Liberals like to project on conservatives our penchant for “big business” as if that excuses big government. What they don’t want you to notice is that it’s a red herring. Like all members of the oldest profession, they are also capitalists, and they also support only businesses that launder money back to them. They like to see only the set of facts that validates what they believe. Even if their facts are true it does not license them to ignore the rest of the facts. Today on Facebook someone posted this thought without attribution: “People who work for a living are being undermined by people who vote for a living,” and that is true REGARDLESS of your party. I have been saying for years that the politicians are their own favorite constituents, beneficents, and beneficiaries, and if you happen to benefit from their policies, it’s largely coincidental. As the Samaritan told Jesus, "the dogs eat of the crumbs which fall from their masters’ table". When Obama came to Vegas yesterday, he took credit for things that are true in spite of his policies, but because they happened during his presidency he likes to link his policies as causative, even though coincidence is not necessarily causality. He flies to Vegas to give a speech, which costs this city in lost revenue and increased security during his visit, and then he tells other people not to come spend money here. He transfers money from areas he doesn’t like to the ones he prefers.

It is a consistent mark of capitalism that people put their money into things they like. Sometimes government guilt trips them into liking certain things or eschewing others. Ultimately, we vote with our feet by putting our money into the things we prefer.
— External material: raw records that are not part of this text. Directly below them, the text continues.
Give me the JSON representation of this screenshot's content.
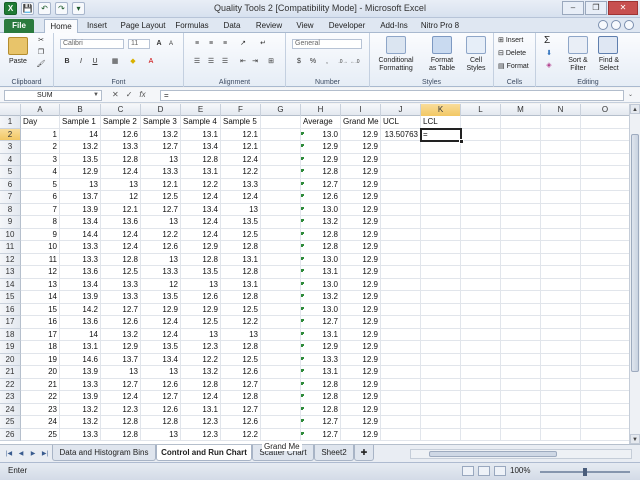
{
  "window": {
    "title": "Quality Tools 2  [Compatibility Mode]  -  Microsoft Excel",
    "qat_buttons": [
      "X",
      "💾",
      "↶",
      "↷",
      "▾"
    ],
    "controls": [
      "–",
      "❐",
      "✕"
    ]
  },
  "ribbon": {
    "tabs": [
      "File",
      "Home",
      "Insert",
      "Page Layout",
      "Formulas",
      "Data",
      "Review",
      "View",
      "Developer",
      "Add-Ins",
      "Nitro Pro 8"
    ],
    "active_tab": "Home",
    "groups": {
      "clipboard": {
        "label": "Clipboard",
        "paste": "Paste"
      },
      "font": {
        "label": "Font",
        "font_name": "Calibri",
        "font_size": "11",
        "bold": "B",
        "italic": "I",
        "underline": "U",
        "grow": "A",
        "shrink": "A"
      },
      "alignment": {
        "label": "Alignment"
      },
      "number": {
        "label": "Number",
        "format": "General",
        "currency": "$",
        "percent": "%",
        "comma": ","
      },
      "styles": {
        "label": "Styles",
        "conditional": "Conditional",
        "conditional2": "Formatting",
        "format_as": "Format",
        "format_as2": "as Table",
        "cell_styles": "Cell",
        "cell_styles2": "Styles"
      },
      "cells": {
        "label": "Cells",
        "insert": "Insert",
        "delete": "Delete",
        "format": "Format"
      },
      "editing": {
        "label": "Editing",
        "sum": "Σ",
        "sort": "Sort &",
        "sort2": "Filter",
        "find": "Find &",
        "find2": "Select"
      }
    }
  },
  "formula_bar": {
    "name_box": "SUM",
    "cancel": "✕",
    "enter": "✓",
    "fx": "fx",
    "formula": "="
  },
  "grid": {
    "columns": [
      "A",
      "B",
      "C",
      "D",
      "E",
      "F",
      "G",
      "H",
      "I",
      "J",
      "K",
      "L",
      "M",
      "N",
      "O"
    ],
    "selected_column": "K",
    "selected_row": 2,
    "row_numbers": [
      1,
      2,
      3,
      4,
      5,
      6,
      7,
      8,
      9,
      10,
      11,
      12,
      13,
      14,
      15,
      16,
      17,
      18,
      19,
      20,
      21,
      22,
      23,
      24,
      25,
      26
    ],
    "header_row": [
      "Day",
      "Sample 1",
      "Sample 2",
      "Sample 3",
      "Sample 4",
      "Sample 5",
      "",
      "Average",
      "Grand Me",
      "UCL",
      "LCL"
    ],
    "ucl_value": "13.50763",
    "active_cell_text": "=",
    "data": [
      [
        "1",
        "14",
        "12.6",
        "13.2",
        "13.1",
        "12.1",
        "13.0",
        "12.9"
      ],
      [
        "2",
        "13.2",
        "13.3",
        "12.7",
        "13.4",
        "12.1",
        "12.9",
        "12.9"
      ],
      [
        "3",
        "13.5",
        "12.8",
        "13",
        "12.8",
        "12.4",
        "12.9",
        "12.9"
      ],
      [
        "4",
        "12.9",
        "12.4",
        "13.3",
        "13.1",
        "12.2",
        "12.8",
        "12.9"
      ],
      [
        "5",
        "13",
        "13",
        "12.1",
        "12.2",
        "13.3",
        "12.7",
        "12.9"
      ],
      [
        "6",
        "13.7",
        "12",
        "12.5",
        "12.4",
        "12.4",
        "12.6",
        "12.9"
      ],
      [
        "7",
        "13.9",
        "12.1",
        "12.7",
        "13.4",
        "13",
        "13.0",
        "12.9"
      ],
      [
        "8",
        "13.4",
        "13.6",
        "13",
        "12.4",
        "13.5",
        "13.2",
        "12.9"
      ],
      [
        "9",
        "14.4",
        "12.4",
        "12.2",
        "12.4",
        "12.5",
        "12.8",
        "12.9"
      ],
      [
        "10",
        "13.3",
        "12.4",
        "12.6",
        "12.9",
        "12.8",
        "12.8",
        "12.9"
      ],
      [
        "11",
        "13.3",
        "12.8",
        "13",
        "12.8",
        "13.1",
        "13.0",
        "12.9"
      ],
      [
        "12",
        "13.6",
        "12.5",
        "13.3",
        "13.5",
        "12.8",
        "13.1",
        "12.9"
      ],
      [
        "13",
        "13.4",
        "13.3",
        "12",
        "13",
        "13.1",
        "13.0",
        "12.9"
      ],
      [
        "14",
        "13.9",
        "13.3",
        "13.5",
        "12.6",
        "12.8",
        "13.2",
        "12.9"
      ],
      [
        "15",
        "14.2",
        "12.7",
        "12.9",
        "12.9",
        "12.5",
        "13.0",
        "12.9"
      ],
      [
        "16",
        "13.6",
        "12.6",
        "12.4",
        "12.5",
        "12.2",
        "12.7",
        "12.9"
      ],
      [
        "17",
        "14",
        "13.2",
        "12.4",
        "13",
        "13",
        "13.1",
        "12.9"
      ],
      [
        "18",
        "13.1",
        "12.9",
        "13.5",
        "12.3",
        "12.8",
        "12.9",
        "12.9"
      ],
      [
        "19",
        "14.6",
        "13.7",
        "13.4",
        "12.2",
        "12.5",
        "13.3",
        "12.9"
      ],
      [
        "20",
        "13.9",
        "13",
        "13",
        "13.2",
        "12.6",
        "13.1",
        "12.9"
      ],
      [
        "21",
        "13.3",
        "12.7",
        "12.6",
        "12.8",
        "12.7",
        "12.8",
        "12.9"
      ],
      [
        "22",
        "13.9",
        "12.4",
        "12.7",
        "12.4",
        "12.8",
        "12.8",
        "12.9"
      ],
      [
        "23",
        "13.2",
        "12.3",
        "12.6",
        "13.1",
        "12.7",
        "12.8",
        "12.9"
      ],
      [
        "24",
        "13.2",
        "12.8",
        "12.8",
        "12.3",
        "12.6",
        "12.7",
        "12.9"
      ],
      [
        "25",
        "13.3",
        "12.8",
        "13",
        "12.3",
        "12.2",
        "12.7",
        "12.9"
      ]
    ],
    "row26": [
      "",
      "",
      "",
      "",
      "",
      "",
      "12.9"
    ]
  },
  "sheets": {
    "tabs": [
      "Data and Histogram Bins",
      "Control and Run Chart",
      "Scatter Chart",
      "Sheet2"
    ],
    "active": "Control and Run Chart",
    "tooltip": "Grand Me"
  },
  "status": {
    "mode": "Enter",
    "zoom": "100%"
  }
}
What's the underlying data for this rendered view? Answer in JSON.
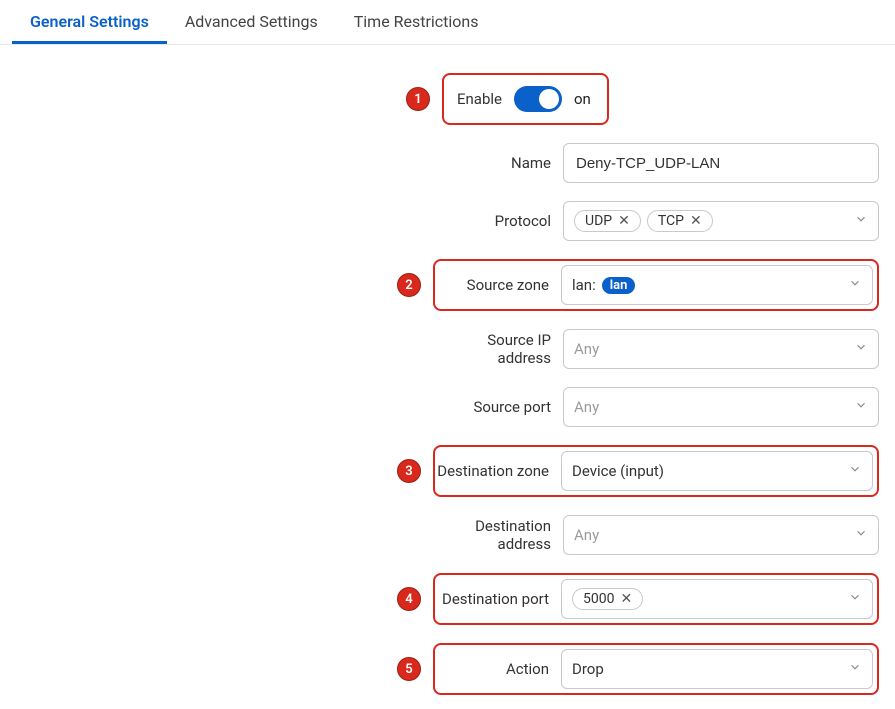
{
  "tabs": {
    "general": "General Settings",
    "advanced": "Advanced Settings",
    "time": "Time Restrictions"
  },
  "markers": {
    "m1": "1",
    "m2": "2",
    "m3": "3",
    "m4": "4",
    "m5": "5"
  },
  "form": {
    "enable": {
      "label": "Enable",
      "state": "on"
    },
    "name": {
      "label": "Name",
      "value": "Deny-TCP_UDP-LAN"
    },
    "protocol": {
      "label": "Protocol",
      "chips": [
        "UDP",
        "TCP"
      ]
    },
    "source_zone": {
      "label": "Source zone",
      "prefix": "lan:",
      "pill": "lan"
    },
    "source_ip": {
      "label": "Source IP address",
      "placeholder": "Any"
    },
    "source_port": {
      "label": "Source port",
      "placeholder": "Any"
    },
    "dest_zone": {
      "label": "Destination zone",
      "value": "Device (input)"
    },
    "dest_address": {
      "label": "Destination address",
      "placeholder": "Any"
    },
    "dest_port": {
      "label": "Destination port",
      "chips": [
        "5000"
      ]
    },
    "action": {
      "label": "Action",
      "value": "Drop"
    }
  }
}
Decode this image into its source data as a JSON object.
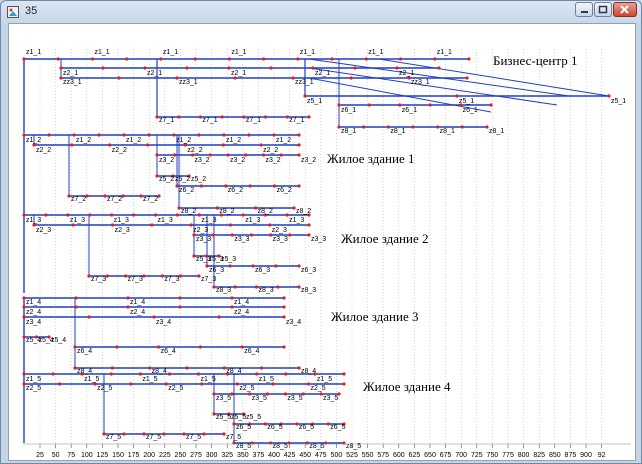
{
  "window": {
    "title": "35"
  },
  "axis": {
    "ticks": [
      "25",
      "50",
      "75",
      "100",
      "125",
      "150",
      "175",
      "200",
      "225",
      "250",
      "275",
      "300",
      "325",
      "350",
      "375",
      "400",
      "425",
      "450",
      "475",
      "500",
      "525",
      "550",
      "575",
      "600",
      "625",
      "650",
      "675",
      "700",
      "725",
      "750",
      "775",
      "800",
      "825",
      "850",
      "875",
      "900",
      "92"
    ]
  },
  "buildings": [
    {
      "name": "Бизнес-центр 1",
      "rows": [
        {
          "label": "z1_1",
          "count": 14
        },
        {
          "label": "z2_1",
          "count": 10
        },
        {
          "label": "zz3_1",
          "count": 8
        },
        {
          "label": "z5_1",
          "count": 3
        },
        {
          "label": "z6_1",
          "count": 6
        },
        {
          "label": "z7_1",
          "count": 8
        },
        {
          "label": "z8_1",
          "count": 7
        }
      ]
    },
    {
      "name": "Жилое здание 1",
      "rows": [
        {
          "label": "z1_2",
          "count": 12
        },
        {
          "label": "z2_2",
          "count": 8
        },
        {
          "label": "z3_2",
          "count": 9
        },
        {
          "label": "z5_2",
          "count": 3
        },
        {
          "label": "z6_2",
          "count": 6
        },
        {
          "label": "z7_2",
          "count": 6
        },
        {
          "label": "z8_2",
          "count": 4
        }
      ]
    },
    {
      "name": "Жилое здание 2",
      "rows": [
        {
          "label": "z1_3",
          "count": 14
        },
        {
          "label": "z2_3",
          "count": 8
        },
        {
          "label": "z3_3",
          "count": 7
        },
        {
          "label": "z5_3",
          "count": 3
        },
        {
          "label": "z6_3",
          "count": 5
        },
        {
          "label": "z7_3",
          "count": 7
        },
        {
          "label": "z8_3",
          "count": 5
        }
      ]
    },
    {
      "name": "Жилое здание 3",
      "rows": [
        {
          "label": "z1_4",
          "count": 6
        },
        {
          "label": "z2_4",
          "count": 6
        },
        {
          "label": "z3_4",
          "count": 5
        },
        {
          "label": "z5_4",
          "count": 3
        },
        {
          "label": "z6_4",
          "count": 6
        },
        {
          "label": "z8_4",
          "count": 7
        }
      ]
    },
    {
      "name": "Жилое здание 4",
      "rows": [
        {
          "label": "z1_5",
          "count": 12
        },
        {
          "label": "z2_5",
          "count": 10
        },
        {
          "label": "z3_5",
          "count": 8
        },
        {
          "label": "z5_5",
          "count": 3
        },
        {
          "label": "z6_5",
          "count": 8
        },
        {
          "label": "z7_5",
          "count": 7
        },
        {
          "label": "z8_5",
          "count": 7
        }
      ]
    }
  ]
}
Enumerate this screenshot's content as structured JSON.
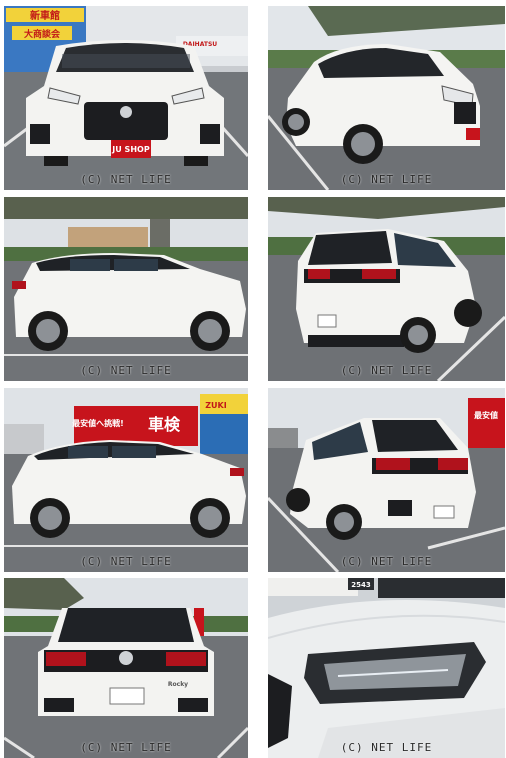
{
  "watermark": "(C) NET LIFE",
  "photos": [
    {
      "view": "front",
      "signs": [
        "新車館",
        "大商談会",
        "DAIHATSU",
        "JU SHOP"
      ]
    },
    {
      "view": "front-three-quarter-right",
      "signs": []
    },
    {
      "view": "left-side",
      "signs": []
    },
    {
      "view": "rear-three-quarter-left",
      "signs": []
    },
    {
      "view": "left-side-dealer",
      "signs": [
        "最安値へ挑戦!",
        "車検",
        "ZUKI"
      ]
    },
    {
      "view": "rear-three-quarter-right",
      "signs": [
        "最安値"
      ]
    },
    {
      "view": "rear",
      "signs": [
        "Rocky"
      ]
    },
    {
      "view": "headlight-closeup",
      "signs": [
        "2543"
      ]
    }
  ],
  "colors": {
    "body": "#f2f2f0",
    "roof": "#1e1f22",
    "tail": "#b0121c",
    "sky": "#dfe3e8",
    "asphalt": "#6d7074",
    "line": "#e9e9e9"
  }
}
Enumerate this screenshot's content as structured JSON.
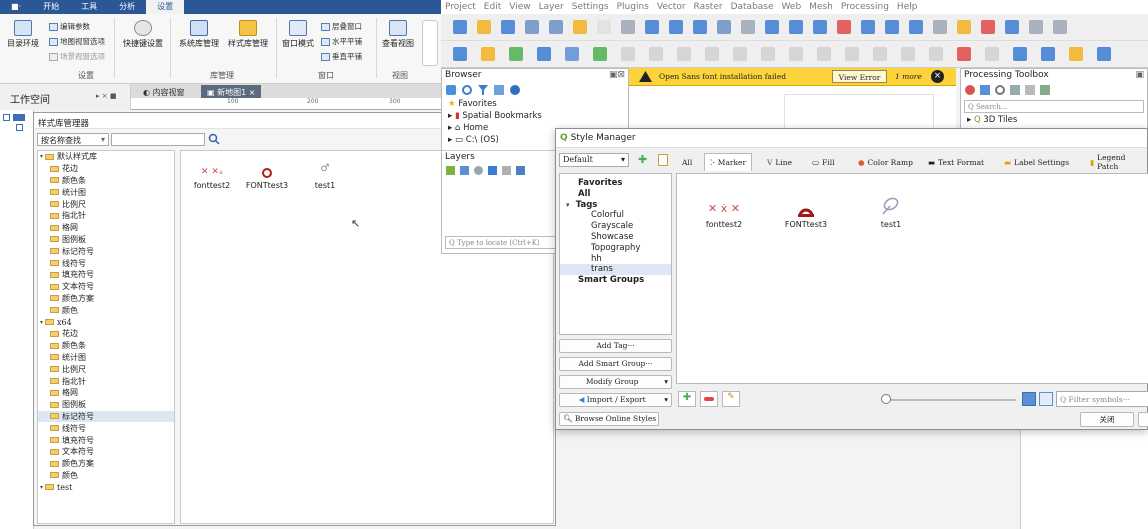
{
  "left_app": {
    "ribbon_tabs": [
      "■·",
      "开始",
      "工具",
      "分析",
      "设置"
    ],
    "active_tab_index": 4,
    "ribbon": {
      "dir_env": "目录环境",
      "edit_params": "编辑参数",
      "map_view_opts": "地图视窗选项",
      "scene_view_opts": "场景视窗选项",
      "shortcut_settings": "快捷键设置",
      "system_lib": "系统库管理",
      "style_lib": "样式库管理",
      "window_mode": "窗口模式",
      "stack_windows": "层叠窗口",
      "tile_h": "水平平铺",
      "tile_v": "垂直平铺",
      "view_views": "查看视图",
      "groups": [
        "设置",
        "库管理",
        "窗口",
        "视图"
      ]
    },
    "workspace_label": "工作空间",
    "workspace_ctrl": "▸ × ■",
    "doc_tabs": [
      "内容视窗",
      "新地图1"
    ],
    "ruler_marks": [
      "100",
      "200",
      "300"
    ]
  },
  "style_lib_dialog": {
    "title": "样式库管理器",
    "search_select": "按名称查找",
    "tree": [
      {
        "level": 0,
        "label": "默认样式库"
      },
      {
        "level": 1,
        "label": "花边"
      },
      {
        "level": 1,
        "label": "颜色条"
      },
      {
        "level": 1,
        "label": "统计图"
      },
      {
        "level": 1,
        "label": "比例尺"
      },
      {
        "level": 1,
        "label": "指北针"
      },
      {
        "level": 1,
        "label": "格网"
      },
      {
        "level": 1,
        "label": "图例板"
      },
      {
        "level": 1,
        "label": "标记符号"
      },
      {
        "level": 1,
        "label": "线符号"
      },
      {
        "level": 1,
        "label": "填充符号"
      },
      {
        "level": 1,
        "label": "文本符号"
      },
      {
        "level": 1,
        "label": "颜色方案"
      },
      {
        "level": 1,
        "label": "颜色"
      },
      {
        "level": 0,
        "label": "x64"
      },
      {
        "level": 1,
        "label": "花边"
      },
      {
        "level": 1,
        "label": "颜色条"
      },
      {
        "level": 1,
        "label": "统计图"
      },
      {
        "level": 1,
        "label": "比例尺"
      },
      {
        "level": 1,
        "label": "指北针"
      },
      {
        "level": 1,
        "label": "格网"
      },
      {
        "level": 1,
        "label": "图例板"
      },
      {
        "level": 1,
        "label": "标记符号",
        "selected": true
      },
      {
        "level": 1,
        "label": "线符号"
      },
      {
        "level": 1,
        "label": "填充符号"
      },
      {
        "level": 1,
        "label": "文本符号"
      },
      {
        "level": 1,
        "label": "颜色方案"
      },
      {
        "level": 1,
        "label": "颜色"
      },
      {
        "level": 0,
        "label": "test"
      }
    ],
    "symbols": [
      "fonttest2",
      "FONTtest3",
      "test1"
    ]
  },
  "qgis": {
    "menu": [
      "Project",
      "Edit",
      "View",
      "Layer",
      "Settings",
      "Plugins",
      "Vector",
      "Raster",
      "Database",
      "Web",
      "Mesh",
      "Processing",
      "Help"
    ],
    "browser": {
      "title": "Browser",
      "items": [
        "Favorites",
        "Spatial Bookmarks",
        "Home",
        "C:\\ (OS)"
      ],
      "layers_title": "Layers",
      "locate_placeholder": "Q  Type to locate (Ctrl+K)"
    },
    "warning": {
      "text": "Open Sans font installation failed",
      "button": "View Error",
      "more": "1 more"
    },
    "processing": {
      "title": "Processing Toolbox",
      "search_placeholder": "Q  Search...",
      "item": "3D Tiles"
    }
  },
  "style_manager": {
    "title": "Style Manager",
    "library_select": "Default",
    "tabs": [
      "All",
      "Marker",
      "Line",
      "Fill",
      "Color Ramp",
      "Text Format",
      "Label Settings",
      "Legend Patch"
    ],
    "active_tab_index": 1,
    "groups": [
      {
        "label": "Favorites",
        "bold": true,
        "indent": 0
      },
      {
        "label": "All",
        "bold": true,
        "indent": 0
      },
      {
        "label": "Tags",
        "bold": true,
        "indent": 0,
        "expanded": true
      },
      {
        "label": "Colorful",
        "indent": 1
      },
      {
        "label": "Grayscale",
        "indent": 1
      },
      {
        "label": "Showcase",
        "indent": 1
      },
      {
        "label": "Topography",
        "indent": 1
      },
      {
        "label": "hh",
        "indent": 1
      },
      {
        "label": "trans",
        "indent": 1,
        "selected": true
      },
      {
        "label": "Smart Groups",
        "bold": true,
        "indent": 0
      }
    ],
    "buttons": {
      "add_tag": "Add Tag···",
      "add_smart_group": "Add Smart Group···",
      "modify_group": "Modify Group",
      "import_export": "Import / Export",
      "browse_online": "Browse Online Styles",
      "close": "关闭"
    },
    "filter_placeholder": "Filter symbols···",
    "symbols": [
      "fonttest2",
      "FONTtest3",
      "test1"
    ]
  },
  "colors": {
    "ribbon_blue": "#2b5797",
    "warn_yellow": "#fdd33b",
    "selection": "#dde6f2"
  }
}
Government doesn’t like that we get to choose; they want to decide for us what each of us needs. We don’t “need” assault rifles, but we do “need” healthcare, even though I only go to the doctor each year because the state tells me that I must. We don’t “need” big SUVs, but how else do people transport all six of their children in one car? They do not know what we need. They want us to want what they want us to want. At least they could have the intellectual honesty to admit that not enough people want what they want us to want. As for me, I just want them to leave me alone and let me do my job and live my life as well as I can.